Disk Full on All Leaf Nodes

Hi,
We have a cluster consisting of two Aggregators (Master and Child) and six leaf nodes. But now all leaf nodes are offline because the disk is 100% full. Is there a way we can do to clean the disk even if it means deleting the database or datadir from all leaf nodes?

Our goal is to free up the capacity of all leaf nodes so that the cluster can be reused. Can anyone help us?



Hi Novian,

If you’re a current customer then you should open a support ticket with either a cluster report (if your /tmp mounts have enough space to collect it - if you need to use another mount like /run from your screenshot then you can specify it with the --temp-dir flag on the sdb-report collect command) or with recent logging and either du or recursive ls output of your leaf node data dirs along with any additional context you believe might help (large data load, other applications running on the cluster’s hosts, etc).

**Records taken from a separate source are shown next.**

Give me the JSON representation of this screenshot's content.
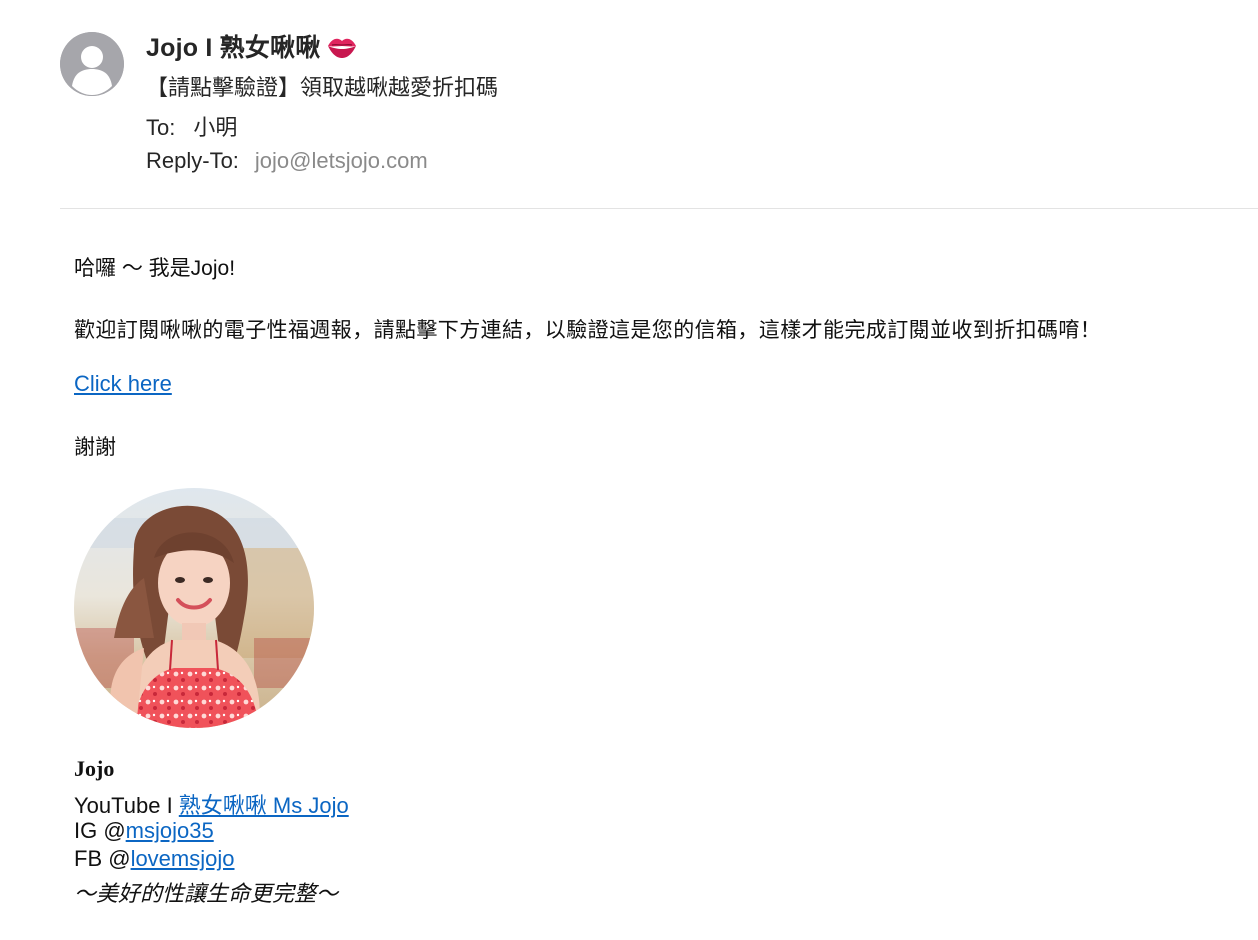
{
  "header": {
    "sender_name": "Jojo I 熟女啾啾",
    "sender_emoji_icon": "kiss-lips-icon",
    "subject": "【請點擊驗證】領取越啾越愛折扣碼",
    "to_label": "To:",
    "to_value": "小明",
    "reply_to_label": "Reply-To:",
    "reply_to_value": "jojo@letsjojo.com"
  },
  "body": {
    "greeting": "哈囉 ～ 我是Jojo!",
    "intro": "歡迎訂閱啾啾的電子性福週報，請點擊下方連結，以驗證這是您的信箱，這樣才能完成訂閱並收到折扣碼唷！",
    "link_text": "Click here",
    "thanks": "謝謝"
  },
  "signature": {
    "name": "Jojo",
    "youtube_prefix": "YouTube I ",
    "youtube_link": "熟女啾啾 Ms Jojo",
    "ig_prefix": "IG @",
    "ig_link": "msjojo35",
    "fb_prefix": "FB @",
    "fb_link": "lovemsjojo",
    "motto": "～美好的性讓生命更完整～"
  },
  "colors": {
    "link": "#0b66c3",
    "muted": "#8a8a8a",
    "avatar_bg": "#a6a6ab"
  }
}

The support team has put together a fairly exhaustive article on SingleStore disk utilization here:

The short story, though, will be that you typically don’t want to touch anything in the data directory unless instructed to by SingleStore support or if it’s a core file from a crash that you’re not sending for a bug report. You can, however, clear the plancache directory to get back space and, to a lesser extent, the tracelogs directory (though that shouldn’t take up as much space). You should only do these steps when the node processes are stopped however - In your screenshots that isn’t currently the case. You can stop the cluster with sdb-admin stop-node --all or by sshing to each host and killing all memsqld processes.

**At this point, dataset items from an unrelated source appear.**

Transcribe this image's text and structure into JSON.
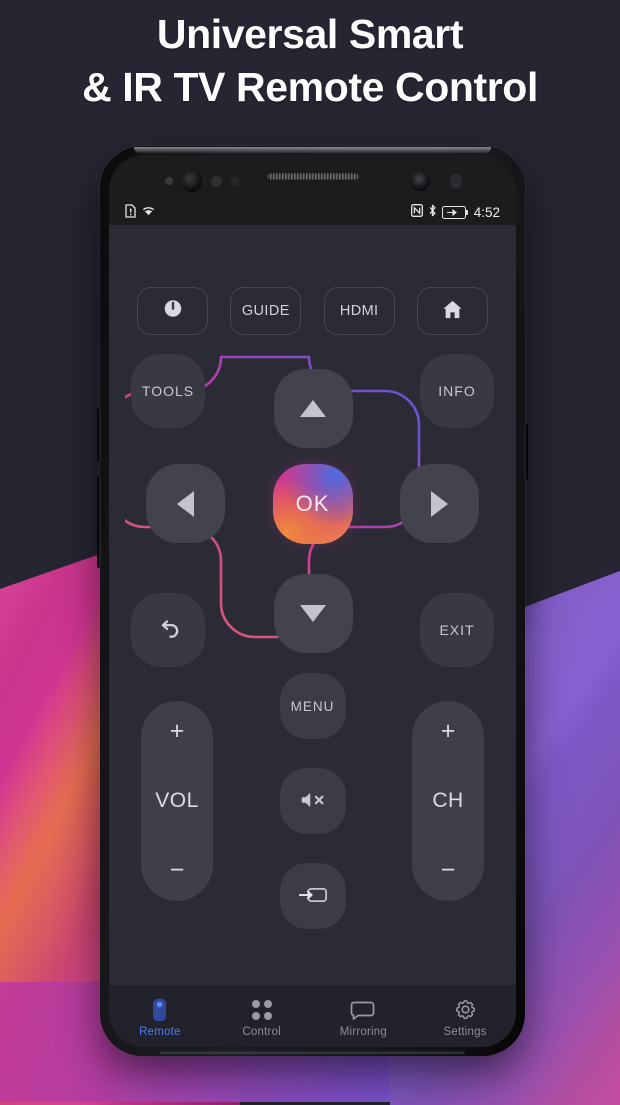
{
  "promo": {
    "title_line1": "Universal Smart",
    "title_line2": "& IR TV Remote Control",
    "accent_blue": "#4a7df0",
    "accent_pink": "#d8397e",
    "accent_orange": "#ef8f46",
    "screen_bg": "#2b2b36",
    "button_bg": "#3c3c46"
  },
  "status_bar": {
    "sim_icon": "sim-card-alert-icon",
    "wifi_icon": "wifi-icon",
    "nfc_icon": "nfc-icon",
    "bluetooth_icon": "bluetooth-icon",
    "battery_icon": "battery-charging-icon",
    "time": "4:52"
  },
  "top_row": [
    {
      "label": "",
      "icon": "power-icon",
      "name": "power-button"
    },
    {
      "label": "GUIDE",
      "icon": "",
      "name": "guide-button"
    },
    {
      "label": "HDMI",
      "icon": "",
      "name": "hdmi-button"
    },
    {
      "label": "",
      "icon": "home-icon",
      "name": "home-button"
    }
  ],
  "dpad": {
    "tools_label": "TOOLS",
    "info_label": "INFO",
    "exit_label": "EXIT",
    "back_icon": "back-arrow-icon",
    "up_icon": "arrow-up-icon",
    "down_icon": "arrow-down-icon",
    "left_icon": "arrow-left-icon",
    "right_icon": "arrow-right-icon",
    "ok_label": "OK"
  },
  "controls": {
    "volume": {
      "plus": "+",
      "label": "VOL",
      "minus": "−"
    },
    "channel": {
      "plus": "+",
      "label": "CH",
      "minus": "−"
    },
    "menu_label": "MENU",
    "mute_icon": "volume-mute-icon",
    "source_icon": "input-source-icon"
  },
  "bottom_nav": [
    {
      "label": "Remote",
      "icon": "remote-icon",
      "active": true
    },
    {
      "label": "Control",
      "icon": "grid-dots-icon",
      "active": false
    },
    {
      "label": "Mirroring",
      "icon": "screen-mirroring-icon",
      "active": false
    },
    {
      "label": "Settings",
      "icon": "gear-icon",
      "active": false
    }
  ]
}
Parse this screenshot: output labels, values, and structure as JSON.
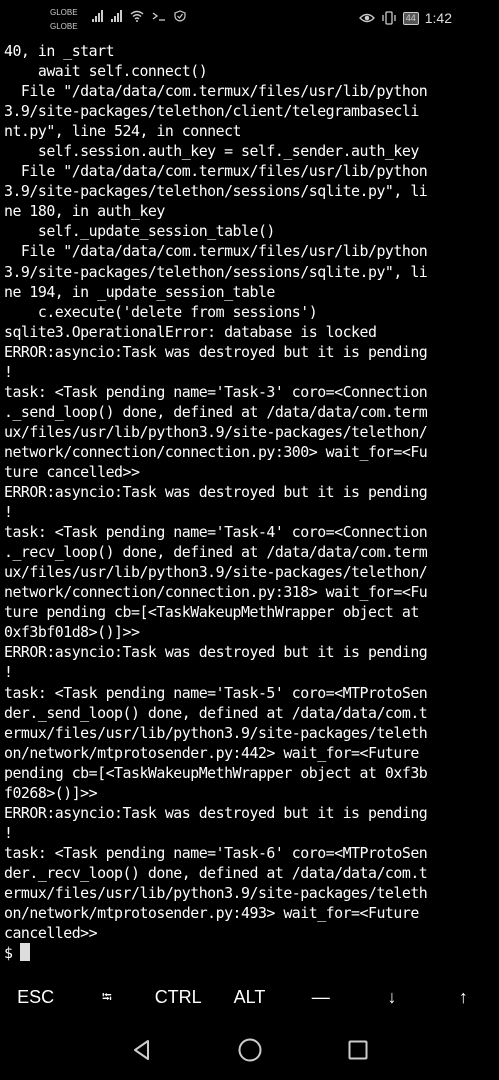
{
  "status_bar": {
    "carrier_1": "GLOBE",
    "carrier_2": "GLOBE",
    "battery": "44",
    "time": "1:42"
  },
  "terminal": {
    "lines": [
      "40, in _start",
      "    await self.connect()",
      "  File \"/data/data/com.termux/files/usr/lib/python",
      "3.9/site-packages/telethon/client/telegrambasecli",
      "nt.py\", line 524, in connect",
      "    self.session.auth_key = self._sender.auth_key",
      "  File \"/data/data/com.termux/files/usr/lib/python",
      "3.9/site-packages/telethon/sessions/sqlite.py\", li",
      "ne 180, in auth_key",
      "    self._update_session_table()",
      "  File \"/data/data/com.termux/files/usr/lib/python",
      "3.9/site-packages/telethon/sessions/sqlite.py\", li",
      "ne 194, in _update_session_table",
      "    c.execute('delete from sessions')",
      "sqlite3.OperationalError: database is locked",
      "ERROR:asyncio:Task was destroyed but it is pending",
      "!",
      "task: <Task pending name='Task-3' coro=<Connection",
      "._send_loop() done, defined at /data/data/com.term",
      "ux/files/usr/lib/python3.9/site-packages/telethon/",
      "network/connection/connection.py:300> wait_for=<Fu",
      "ture cancelled>>",
      "ERROR:asyncio:Task was destroyed but it is pending",
      "!",
      "task: <Task pending name='Task-4' coro=<Connection",
      "._recv_loop() done, defined at /data/data/com.term",
      "ux/files/usr/lib/python3.9/site-packages/telethon/",
      "network/connection/connection.py:318> wait_for=<Fu",
      "ture pending cb=[<TaskWakeupMethWrapper object at",
      "0xf3bf01d8>()]>>",
      "ERROR:asyncio:Task was destroyed but it is pending",
      "!",
      "task: <Task pending name='Task-5' coro=<MTProtoSen",
      "der._send_loop() done, defined at /data/data/com.t",
      "ermux/files/usr/lib/python3.9/site-packages/teleth",
      "on/network/mtprotosender.py:442> wait_for=<Future",
      "pending cb=[<TaskWakeupMethWrapper object at 0xf3b",
      "f0268>()]>>",
      "ERROR:asyncio:Task was destroyed but it is pending",
      "!",
      "task: <Task pending name='Task-6' coro=<MTProtoSen",
      "der._recv_loop() done, defined at /data/data/com.t",
      "ermux/files/usr/lib/python3.9/site-packages/teleth",
      "on/network/mtprotosender.py:493> wait_for=<Future",
      "cancelled>>"
    ],
    "prompt": "$"
  },
  "extra_keys": [
    "ESC",
    "⭾",
    "CTRL",
    "ALT",
    "—",
    "↓",
    "↑"
  ],
  "nav_bar": {
    "icons": [
      "back-icon",
      "home-icon",
      "recents-icon"
    ]
  }
}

For the future the minimal_disk_space variable will stop SingleStore from writing to disk beyond a certain threshold. On your version the default should be 100MB - I believe it was raised in later versions - and it can be set lower while you free up space then set back afterwards. Alternatively you may want to consider using fallocate to make a large (say 25GB) junk/throwaway file on the mount your SingleStore nodes run off of to act as a safety valve for scenarios like this.